The DOL recently made an inflation adjusted increase to the penalties it can impose on a retirement plan.  These penalties, enforced by the DOL’s Employee Benefits Security Administration, are assessed for noncompliance with certain administrative requirements under the 1974 Employee Retirement Income Security Act (ERISA).

The 2015 Inflation Adjustment Act requires  government agencies to adjust penalties with an initial “catch-up” adjustment, factoring in inflation through October 2015. Following this initial adjustment, agencies will adjust for inflation on an annual basis. The DOL published its catch-up adjustments in the Federal Register on July 1, 2016. The catch-up adjustments apply to penalties assessed after August 1 of 2016, whose associated violations occurred after Nov. 2, 2015.  Starting in 2017, the DOL will adjust penalty amounts for inflation annually by January 15.

For example, failure to file an annual Form 5500 carries a maximum penalty of up to $2,063 per day, almost double the current penalty of up to $1,100 per day.
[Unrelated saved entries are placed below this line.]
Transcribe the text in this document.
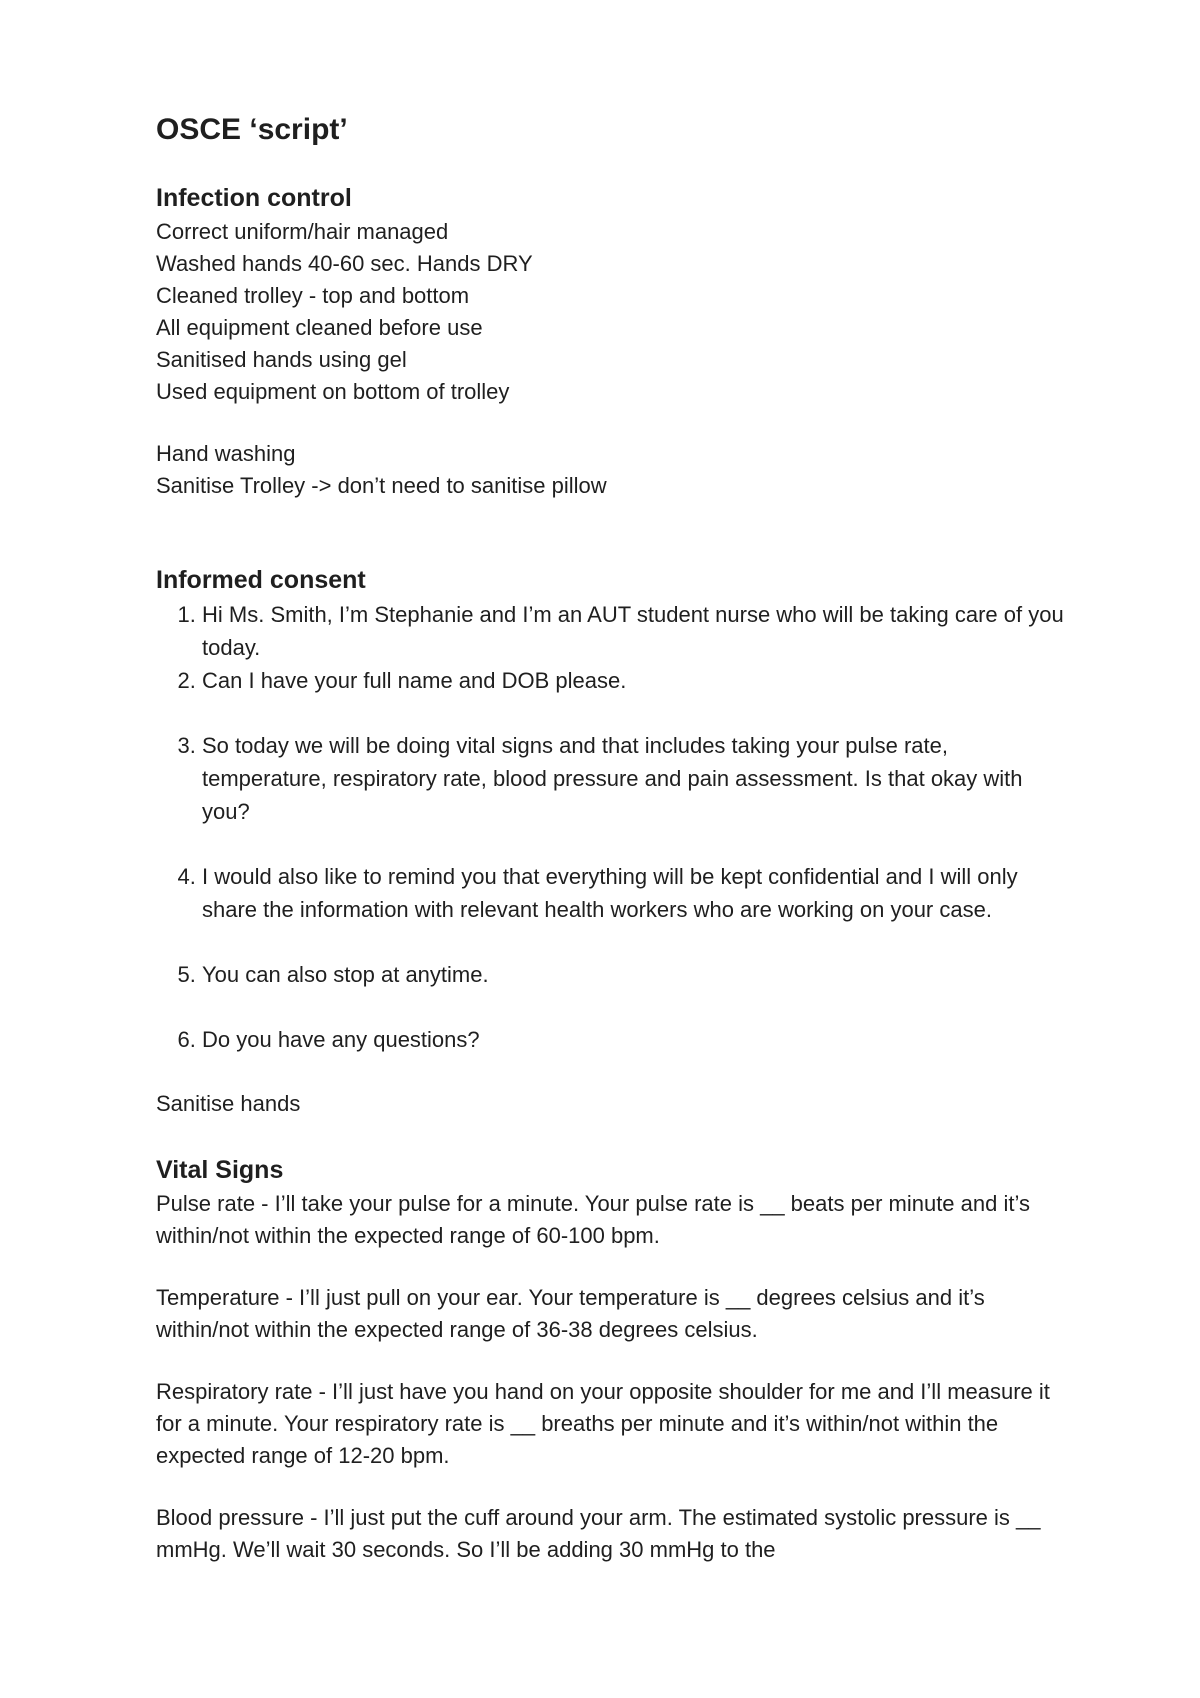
OSCE ‘script’
Infection control

Correct uniform/hair managed

Washed hands 40-60 sec. Hands DRY

Cleaned trolley - top and bottom

All equipment cleaned before use

Sanitised hands using gel

Used equipment on bottom of trolley

Hand washing

Sanitise Trolley -> don’t need to sanitise pillow

Informed consent
1. Hi Ms. Smith, I’m Stephanie and I’m an AUT student nurse who will be taking care of you today.
2. Can I have your full name and DOB please.
3. So today we will be doing vital signs and that includes taking your pulse rate, temperature, respiratory rate, blood pressure and pain assessment. Is that okay with you?
4. I would also like to remind you that everything will be kept confidential and I will only share the information with relevant health workers who are working on your case.
5. You can also stop at anytime.
6. Do you have any questions?

Sanitise hands

Vital Signs

Pulse rate - I’ll take your pulse for a minute. Your pulse rate is __ beats per minute and it’s within/not within the expected range of 60-100 bpm.

Temperature - I’ll just pull on your ear. Your temperature is __ degrees celsius and it’s within/not within the expected range of 36-38 degrees celsius.

Respiratory rate - I’ll just have you hand on your opposite shoulder for me and I’ll measure it for a minute. Your respiratory rate is __ breaths per minute and it’s within/not within the expected range of 12-20 bpm.

Blood pressure - I’ll just put the cuff around your arm. The estimated systolic pressure is __ mmHg. We’ll wait 30 seconds. So I’ll be adding 30 mmHg to the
The penalty for failure to furnish certain reports, such as pension benefit statements to former participants and beneficiaries, has increased to $28 per employee, compared to the previous $11 per employee.
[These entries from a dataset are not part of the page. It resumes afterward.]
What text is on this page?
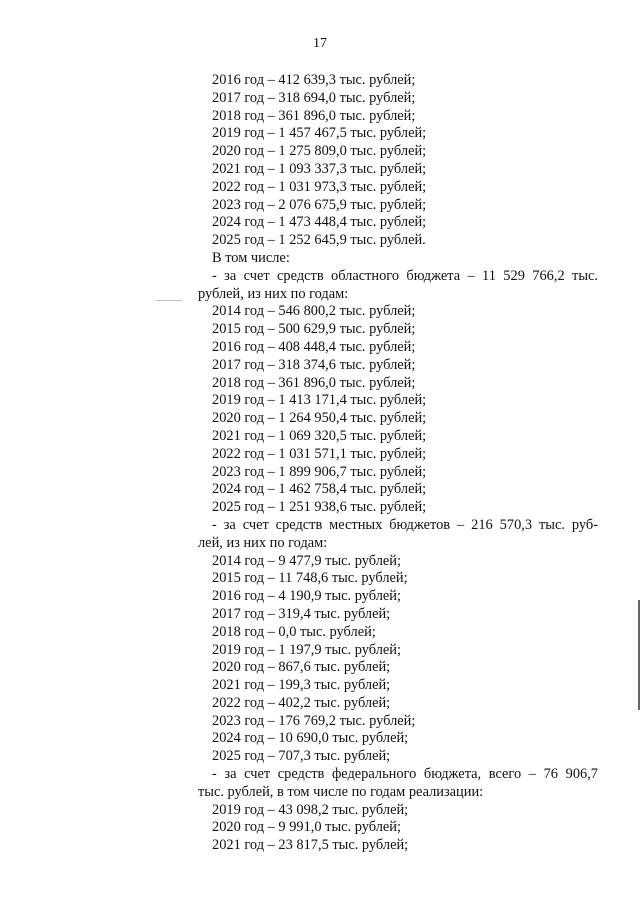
17
2016 год – 412 639,3 тыс. рублей;
2017 год – 318 694,0 тыс. рублей;
2018 год – 361 896,0 тыс. рублей;
2019 год – 1 457 467,5 тыс. рублей;
2020 год – 1 275 809,0 тыс. рублей;
2021 год – 1 093 337,3 тыс. рублей;
2022 год – 1 031 973,3 тыс. рублей;
2023 год – 2 076 675,9 тыс. рублей;
2024 год – 1 473 448,4 тыс. рублей;
2025 год – 1 252 645,9 тыс. рублей.
В том числе:
- за счет средств областного бюджета – 11 529 766,2 тыс.
рублей, из них по годам:
2014 год – 546 800,2 тыс. рублей;
2015 год – 500 629,9 тыс. рублей;
2016 год – 408 448,4 тыс. рублей;
2017 год – 318 374,6 тыс. рублей;
2018 год – 361 896,0 тыс. рублей;
2019 год – 1 413 171,4 тыс. рублей;
2020 год – 1 264 950,4 тыс. рублей;
2021 год – 1 069 320,5 тыс. рублей;
2022 год – 1 031 571,1 тыс. рублей;
2023 год – 1 899 906,7 тыс. рублей;
2024 год – 1 462 758,4 тыс. рублей;
2025 год – 1 251 938,6 тыс. рублей;
- за счет средств местных бюджетов – 216 570,3 тыс. руб-
лей, из них по годам:
2014 год – 9 477,9 тыс. рублей;
2015 год – 11 748,6 тыс. рублей;
2016 год – 4 190,9 тыс. рублей;
2017 год – 319,4 тыс. рублей;
2018 год – 0,0 тыс. рублей;
2019 год – 1 197,9 тыс. рублей;
2020 год – 867,6 тыс. рублей;
2021 год – 199,3 тыс. рублей;
2022 год – 402,2 тыс. рублей;
2023 год – 176 769,2 тыс. рублей;
2024 год – 10 690,0 тыс. рублей;
2025 год – 707,3 тыс. рублей;
- за счет средств федерального бюджета, всего – 76 906,7
тыс. рублей, в том числе по годам реализации:
2019 год – 43 098,2 тыс. рублей;
2020 год – 9 991,0 тыс. рублей;
2021 год – 23 817,5 тыс. рублей;
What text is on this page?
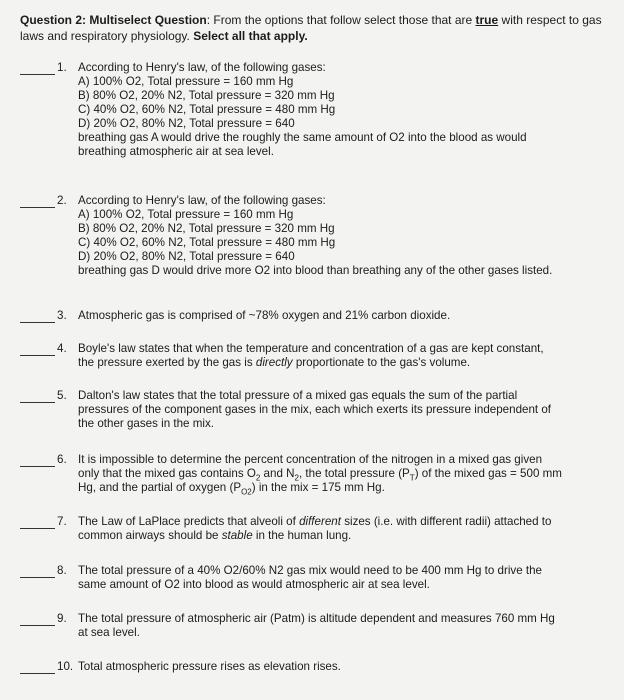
Question 2: Multiselect Question: From the options that follow select those that are true with respect to gas laws and respiratory physiology. Select all that apply.
1. According to Henry's law, of the following gases:
A) 100% O2, Total pressure = 160 mm Hg
B) 80% O2, 20% N2, Total pressure = 320 mm Hg
C) 40% O2, 60% N2, Total pressure = 480 mm Hg
D) 20% O2, 80% N2, Total pressure = 640
breathing gas A would drive the roughly the same amount of O2 into the blood as would
breathing atmospheric air at sea level.
2. According to Henry's law, of the following gases:
A) 100% O2, Total pressure = 160 mm Hg
B) 80% O2, 20% N2, Total pressure = 320 mm Hg
C) 40% O2, 60% N2, Total pressure = 480 mm Hg
D) 20% O2, 80% N2, Total pressure = 640
breathing gas D would drive more O2 into blood than breathing any of the other gases listed.
3. Atmospheric gas is comprised of ~78% oxygen and 21% carbon dioxide.
4. Boyle's law states that when the temperature and concentration of a gas are kept constant,
the pressure exerted by the gas is directly proportionate to the gas's volume.
5. Dalton's law states that the total pressure of a mixed gas equals the sum of the partial
pressures of the component gases in the mix, each which exerts its pressure independent of
the other gases in the mix.
6. It is impossible to determine the percent concentration of the nitrogen in a mixed gas given
only that the mixed gas contains $O_2$ and $N_2$, the total pressure $(P_T)$ of the mixed gas = 500 mm
Hg, and the partial of oxygen $(P_{O2})$ in the mix = 175 mm Hg.
7. The Law of LaPlace predicts that alveoli of different sizes (i.e. with different radii) attached to
common airways should be stable in the human lung.
8. The total pressure of a 40% O2/60% N2 gas mix would need to be 400 mm Hg to drive the
same amount of O2 into blood as would atmospheric air at sea level.
9. The total pressure of atmospheric air (Patm) is altitude dependent and measures 760 mm Hg
at sea level.
10. Total atmospheric pressure rises as elevation rises.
Retirement plan penalties assessed by the IRS

The IRS also imposes penalties for failure to operate a retirement plan within the required guidelines.  For example, the IRS’s penalty for failure to file a Form 5500 is $25 per day up to a maximum of $15,000.  The penalties imposed by the IRS are separate from those of the DOL.  However, an employer may be subject to both IRS and DOL penalty assessments.

How to prevent penalties from the IRS and DOL

The first line of defense for an employer who sponsors a retirement plan is to do everything possible to avoid making administrative mistakes. In my experience, very few employers have the ability to administer a retirement plan in-house so this role should be outsourced to a TPA.  It is very important the employer understands the duties they cannot outsource and those that can be performed by the TPA.  This will minimize the possibility for administrative errors.  However, even plans that have strong governance programs make mistakes.

How to fix mistakes

Fortunately, mistakes that are discovered before a plan is audited by the DOL or IRS can be remedied using programs offered under the Employee Plans Compliance Resolution System (EPCRS), Delinquent Filer Voluntary Compliance Program (DFVCP)  or Voluntary Fiduciary Correction Program (VFCP). Employers should make sure the TPA they select has the expertise to identify problems proactively and use the appropriate government program so the employer can avoid civil and criminal penalties by voluntarily reporting and correcting violations.